You need to prepare data for analysis or visualization without losing rows due to missing values.
You want to keep data continuity by filling missing entries with nearby known values.
You want a simple way to handle missing data before applying calculations.
Syntax
Pandas
DataFrame.fillna(method='ffill')  # forward fill
DataFrame.fillna(method='bfill')  # backward fill

ffill means forward fill: fill missing values with the last known value above.

bfill means backward fill: fill missing values with the next known value below.

Examples
Fill missing values by copying the last known value forward.
Pandas
df.fillna(method='ffill')
Fill missing values by copying the next known value backward.
Pandas
df.fillna(method='bfill')
Forward fill but only fill up to 1 consecutive missing value.
Pandas
df.fillna(method='ffill', limit=1)
Backward fill along columns instead of rows.
Pandas
df.fillna(method='bfill', axis=1)
Sample Program

This code creates a table with some missing numbers.
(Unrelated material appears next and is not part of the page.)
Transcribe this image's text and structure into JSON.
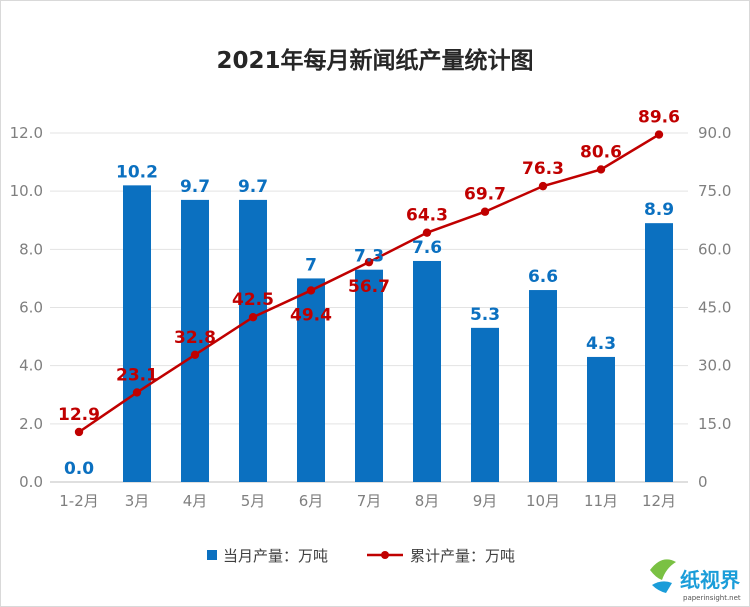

It shows the original table, then fills missing spots by copying the last known value down (forward fill), and then by copying the next known value up (backward fill).

Pandas
import pandas as pd
import numpy as np

# Create a DataFrame with missing values
data = {'A': [1, np.nan, np.nan, 4, 5],
         'B': [np.nan, 2, np.nan, 4, np.nan],
         'C': [1, 2, 3, np.nan, 5]}

df = pd.DataFrame(data)

print('Original DataFrame:')
print(df)

# Forward fill missing values
ffill_df = df.fillna(method='ffill')
print('\nDataFrame after forward fill:')
print(ffill_df)

# Backward fill missing values
bfill_df = df.fillna(method='bfill')
print('\nDataFrame after backward fill:')
print(bfill_df)
OutputSuccess
Important Notes

If missing values are at the start (for forward fill) or end (for backward fill), they may remain missing because there is no value to copy.

You can use the limit parameter to control how many consecutive missing values get filled.

Forward and backward fill work well for ordered data like time series.

Summary

Forward fill copies the last known value down to fill missing spots.

Backward fill copies the next known value up to fill missing spots.

These methods help keep data complete for analysis without guessing new values.